Selection

Moderator

Do you need a moderator for your group gatherings? When you deploy one, what are the key characteristics required? Is there a list of norms or responsibilities that they must safeguard? Who holds the moderator accountable? When does the community become defined by the moderator (e.g., a long-serving moderator representing a vibrant subgroup)? What happens if the moderator departs from their role, will the conversation continue, or are disruptions anticipated?

A moderator might have more influence on a group than we anticipate. They curate the conversations, the vibe, and the sense of community. Selecting the right individual and providing them with the right tools creates remarkable experiences, but making a misaligned selection may set back a group.

How might we be intentional in our appointments of moderators? How might we help them succeed so we succeed?

Why Nobody Picked Me

Larry uses random chance to decide which of two friends to visit every day for a month. Each friend lives an eight-minute subway ride away, but they live in opposite directions from the closest station to Larry. Trains to each friend’s neighborhood arrive at Larry’s station every ten minutes, so he walks to the platform and boards the first train to arrive. After committing to this experiment every day for a month, he recognizes that he has seen his friend Henri 85% of the time and his other friend Cole only 15% of the time. He traveled to the starting station at spontaneous times and boards whichever train arrived first.
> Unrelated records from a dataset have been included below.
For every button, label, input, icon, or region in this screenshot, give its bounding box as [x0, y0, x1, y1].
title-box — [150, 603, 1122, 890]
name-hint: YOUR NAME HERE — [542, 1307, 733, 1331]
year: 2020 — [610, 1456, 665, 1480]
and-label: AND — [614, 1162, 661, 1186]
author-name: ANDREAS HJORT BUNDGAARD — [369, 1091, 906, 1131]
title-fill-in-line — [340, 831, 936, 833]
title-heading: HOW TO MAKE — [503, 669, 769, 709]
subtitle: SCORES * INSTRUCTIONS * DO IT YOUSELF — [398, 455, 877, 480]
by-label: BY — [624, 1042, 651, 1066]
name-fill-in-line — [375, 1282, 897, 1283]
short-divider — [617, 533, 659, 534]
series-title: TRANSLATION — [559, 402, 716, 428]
Why does he end up visiting Henri so much more frequently?

The transit schedule is such that the train to Henri’s neighborhood arrives one minute before the train to Cole’s neighborhood; therefore, it is likely that the next train is headed towards Henri since there is only a single-minute period every ten minutes when the next train departs and heads in Cole’s direction. More specifically, trains to Henri’s arrive at 08,:18,:28, etc, versus Cole’s train at 09,:19,:29, etc.
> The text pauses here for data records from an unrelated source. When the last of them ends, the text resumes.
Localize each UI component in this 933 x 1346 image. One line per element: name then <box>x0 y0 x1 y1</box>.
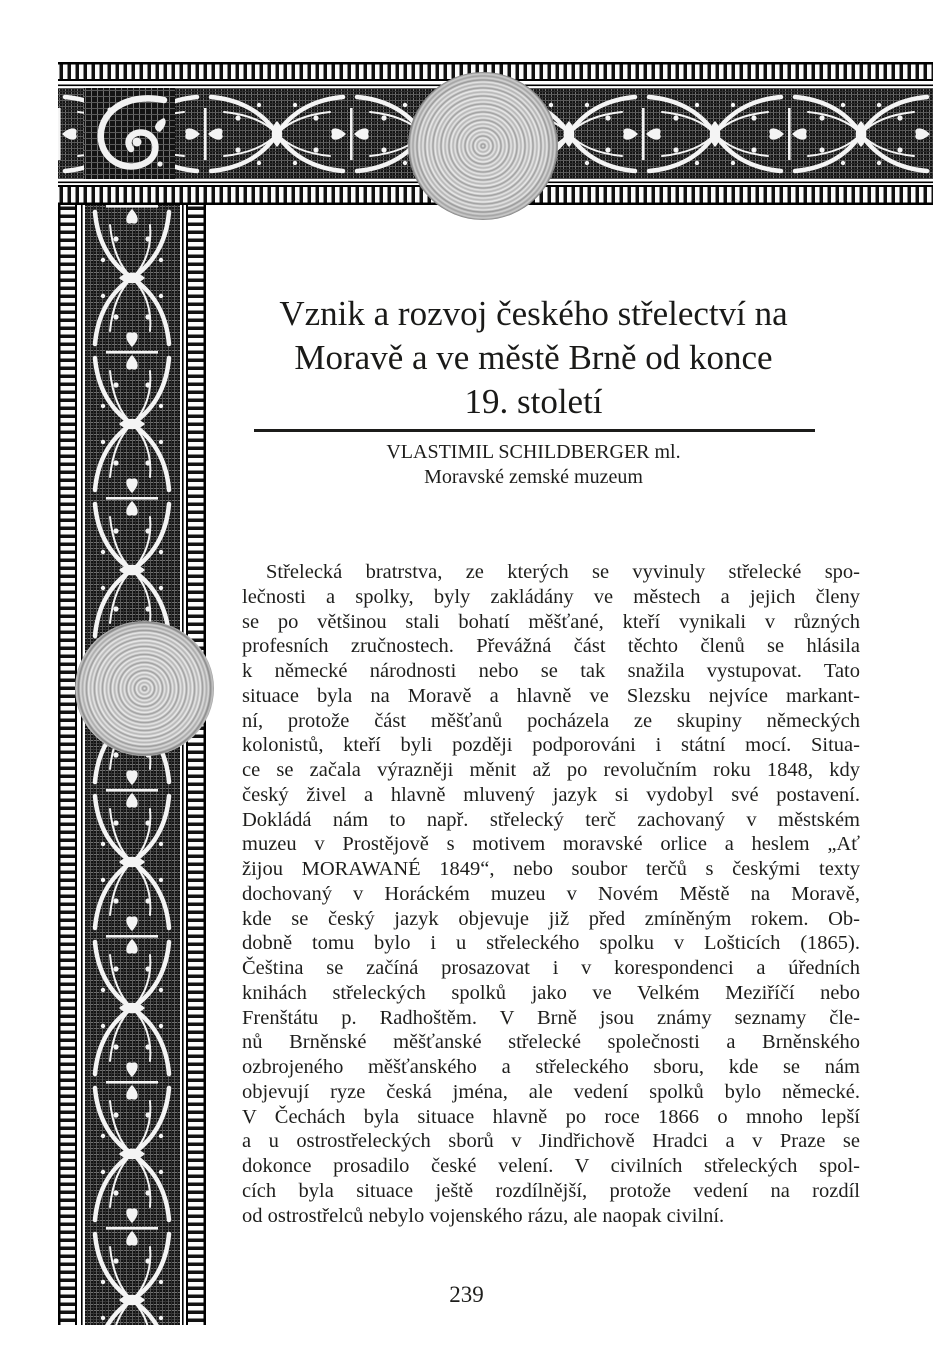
body-line: od ostrostřelců nebylo vojenského rázu, ale naopak civilní. <box>242 1204 725 1227</box>
moire-scan-artifact-top <box>408 72 558 220</box>
body-line: Dokládá nám to např. střelecký terč zachovaný v městském <box>242 808 860 831</box>
body-line: ce se začala výrazněji měnit až po revolučním roku 1848, kdy <box>242 759 860 781</box>
body-line: český živel a hlavně mluvený jazyk si vydobyl své postavení. <box>242 783 860 806</box>
ornamental-border-left <box>58 205 207 1325</box>
page-title-line-2: Moravě a ve městě Brně od konce <box>294 338 773 377</box>
body-line: ní, protože část měšťanů pocházela ze skupiny německých <box>242 709 860 732</box>
body-paragraph <box>242 560 860 1228</box>
body-line: nů Brněnské měšťanské střelecké společnosti a Brněnského <box>242 1031 860 1054</box>
border-corner-scroll-ornament <box>84 88 175 179</box>
body-line: knihách střeleckých spolků jako ve Velkém Meziříčí nebo <box>242 981 860 1004</box>
body-line: a u ostrostřeleckých sborů v Jindřichově Hradci a v Praze se <box>242 1130 860 1153</box>
moire-scan-artifact-left <box>75 621 214 756</box>
page-title <box>251 292 816 424</box>
author-affiliation: Moravské zemské muzeum <box>424 466 643 488</box>
body-line: kolonistů, kteří byli později podporováni i státní mocí. Situa- <box>242 734 860 757</box>
body-line: Střelecká bratrstva, ze kterých se vyvinuly střelecké spo- <box>266 561 860 583</box>
body-line: Frenštátu p. Radhoštěm. V Brně jsou známy seznamy čle- <box>242 1006 860 1029</box>
body-line: se po většinou stali bohatí měšťané, kteří vynikali v různých <box>242 610 860 633</box>
body-line: k německé národnosti nebo se tak snažila vystupovat. Tato <box>242 660 860 682</box>
body-line: dobně tomu bylo i u střeleckého spolku v Lošticích (1865). <box>242 932 860 955</box>
body-line: ozbrojeného měšťanského a střeleckého sboru, kde se nám <box>242 1056 860 1078</box>
body-line: situace byla na Moravě a hlavně ve Slezsku nejvíce markant- <box>242 684 860 707</box>
body-line: dochovaný v Horáckém muzeu v Novém Městě na Moravě, <box>242 882 860 905</box>
body-line: lečnosti a spolky, byly zakládány ve městech a jejich členy <box>242 585 860 608</box>
body-line: profesních zručnostech. Převážná část těchto členů se hlásila <box>242 635 860 658</box>
body-line: muzeu v Prostějově s motivem moravské orlice a heslem „Ať <box>242 833 860 856</box>
body-line: Čeština se začíná prosazovat i v korespondenci a úředních <box>242 957 860 979</box>
body-line: V Čechách byla situace hlavně po roce 1866 o mnoho lepší <box>242 1105 860 1128</box>
title-divider-rule <box>254 429 815 432</box>
page-title-line-3: 19. století <box>464 382 603 421</box>
body-line: dokonce prosadilo české velení. V civilních střeleckých spol- <box>242 1155 860 1177</box>
page-number: 239 <box>449 1282 484 1307</box>
body-line: žijou MORAWANÉ 1849“, nebo soubor terčů s českými texty <box>242 858 860 880</box>
body-line: cích byla situace ještě rozdílnější, protože vedení na rozdíl <box>242 1179 860 1202</box>
body-line: objevují ryze česká jména, ale vedení spolků bylo německé. <box>242 1080 860 1103</box>
body-line: kde se český jazyk objevuje již před zmíněným rokem. Ob- <box>242 907 860 930</box>
page-title-line-1: Vznik a rozvoj českého střelectví na <box>279 294 788 333</box>
author-name: VLASTIMIL SCHILDBERGER ml. <box>386 441 681 463</box>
We wonder why we are not selected more often to do the work that matters. Sometimes, we live in the shadow of the more dominant enterprise. Other times, we do not retain the network reach of another cause. Sometimes, we offer the same service, but the schedule works against us. Understanding how and where we are uniquely positioned to act is part of assessing our competitive advantage. When you have an emergency and call 911, dispatch tries to assess the nature of your call before sending emergency services. Launching the Confined Space Rescue Team with ropes and flexible stretchers does not solve a working structure fire. Dispatching the Swift Water Rescue Team clad in neoprene and flippers does not work well for a winter avalanche rescue. Knowing when to launch our services and to whom is vital to serving with impact.